By contrast the latest Roy Morgan has National 51%, Lab 33%, Green 7%, NZ First 3%, ACT 1%.
There is no sure fire way of saying this poll is definitely accurate or inaccurate. I wish there was.
But I find it very hard to give reliance to the Horizon results. They have twice shown National at 41% – around 10% below where everyone else has them.
They have NZ First at 7% of decided voters – I have not seen anything to indicate that, or any events to explain that.
I even have problems with the result showing Progressives at 1.4% considering they are not standing again.

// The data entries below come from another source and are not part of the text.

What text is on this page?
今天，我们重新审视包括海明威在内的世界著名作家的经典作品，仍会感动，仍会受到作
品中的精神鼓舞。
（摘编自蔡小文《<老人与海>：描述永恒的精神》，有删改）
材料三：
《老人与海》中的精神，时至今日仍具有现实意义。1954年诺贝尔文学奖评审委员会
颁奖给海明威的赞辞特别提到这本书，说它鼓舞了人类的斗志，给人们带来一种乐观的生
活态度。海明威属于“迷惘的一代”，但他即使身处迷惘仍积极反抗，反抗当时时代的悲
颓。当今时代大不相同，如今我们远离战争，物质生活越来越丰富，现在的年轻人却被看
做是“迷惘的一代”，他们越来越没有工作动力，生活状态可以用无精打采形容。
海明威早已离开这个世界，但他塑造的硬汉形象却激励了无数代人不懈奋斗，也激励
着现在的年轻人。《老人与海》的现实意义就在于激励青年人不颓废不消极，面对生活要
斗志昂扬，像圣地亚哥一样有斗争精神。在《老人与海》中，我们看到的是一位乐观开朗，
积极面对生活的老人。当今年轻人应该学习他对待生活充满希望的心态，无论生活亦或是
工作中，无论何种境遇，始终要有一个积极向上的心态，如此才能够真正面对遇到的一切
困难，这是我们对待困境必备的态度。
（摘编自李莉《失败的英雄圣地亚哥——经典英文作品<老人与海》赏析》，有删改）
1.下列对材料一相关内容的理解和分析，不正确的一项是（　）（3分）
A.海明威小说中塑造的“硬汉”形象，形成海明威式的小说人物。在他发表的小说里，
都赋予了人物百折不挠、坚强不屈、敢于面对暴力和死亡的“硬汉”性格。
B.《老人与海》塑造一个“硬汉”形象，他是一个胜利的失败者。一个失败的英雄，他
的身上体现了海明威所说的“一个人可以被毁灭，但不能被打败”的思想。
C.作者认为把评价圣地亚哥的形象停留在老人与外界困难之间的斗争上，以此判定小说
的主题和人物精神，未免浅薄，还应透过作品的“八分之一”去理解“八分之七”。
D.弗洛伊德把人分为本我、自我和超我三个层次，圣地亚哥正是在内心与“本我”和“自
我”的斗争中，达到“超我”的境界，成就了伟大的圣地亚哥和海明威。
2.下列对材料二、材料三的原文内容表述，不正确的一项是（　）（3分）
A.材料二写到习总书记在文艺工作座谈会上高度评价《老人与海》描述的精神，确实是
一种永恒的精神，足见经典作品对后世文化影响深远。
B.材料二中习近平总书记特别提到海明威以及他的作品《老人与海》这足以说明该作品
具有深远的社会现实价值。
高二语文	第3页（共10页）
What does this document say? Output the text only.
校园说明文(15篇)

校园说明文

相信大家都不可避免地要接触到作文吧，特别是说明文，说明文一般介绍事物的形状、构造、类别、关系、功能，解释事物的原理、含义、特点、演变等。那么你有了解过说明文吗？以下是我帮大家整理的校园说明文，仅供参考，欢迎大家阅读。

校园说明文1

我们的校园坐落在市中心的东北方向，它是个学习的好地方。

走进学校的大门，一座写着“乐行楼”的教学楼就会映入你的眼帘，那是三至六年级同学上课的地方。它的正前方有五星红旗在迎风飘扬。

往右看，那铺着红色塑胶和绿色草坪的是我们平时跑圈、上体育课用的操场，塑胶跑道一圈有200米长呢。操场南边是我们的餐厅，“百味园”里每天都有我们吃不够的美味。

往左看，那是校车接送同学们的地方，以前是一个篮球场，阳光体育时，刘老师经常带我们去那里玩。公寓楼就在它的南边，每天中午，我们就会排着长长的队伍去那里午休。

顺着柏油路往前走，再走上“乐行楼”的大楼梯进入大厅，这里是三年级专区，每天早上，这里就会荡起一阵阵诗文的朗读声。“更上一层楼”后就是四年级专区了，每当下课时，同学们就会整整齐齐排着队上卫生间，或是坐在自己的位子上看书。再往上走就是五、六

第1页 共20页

I do give credit to Horizon for a couple of things. They show the results for both all voters and decided voters. The level of undecided voters is important. Many companies only give out the decided vote share.
They also probe people who are undecided to see which way they are leaning. This is done by most public policy companies, but not 100%.
But I do not think NZ First is at 7% of decided voters. I do think that you can not rule out NZ First making 5% in 2011 if for example Michael Laws is a candidate for them, as Michael would appeal to a considerable following in talkback land. But at this stage it doesn’t look like Laws is standing for them – but never say never.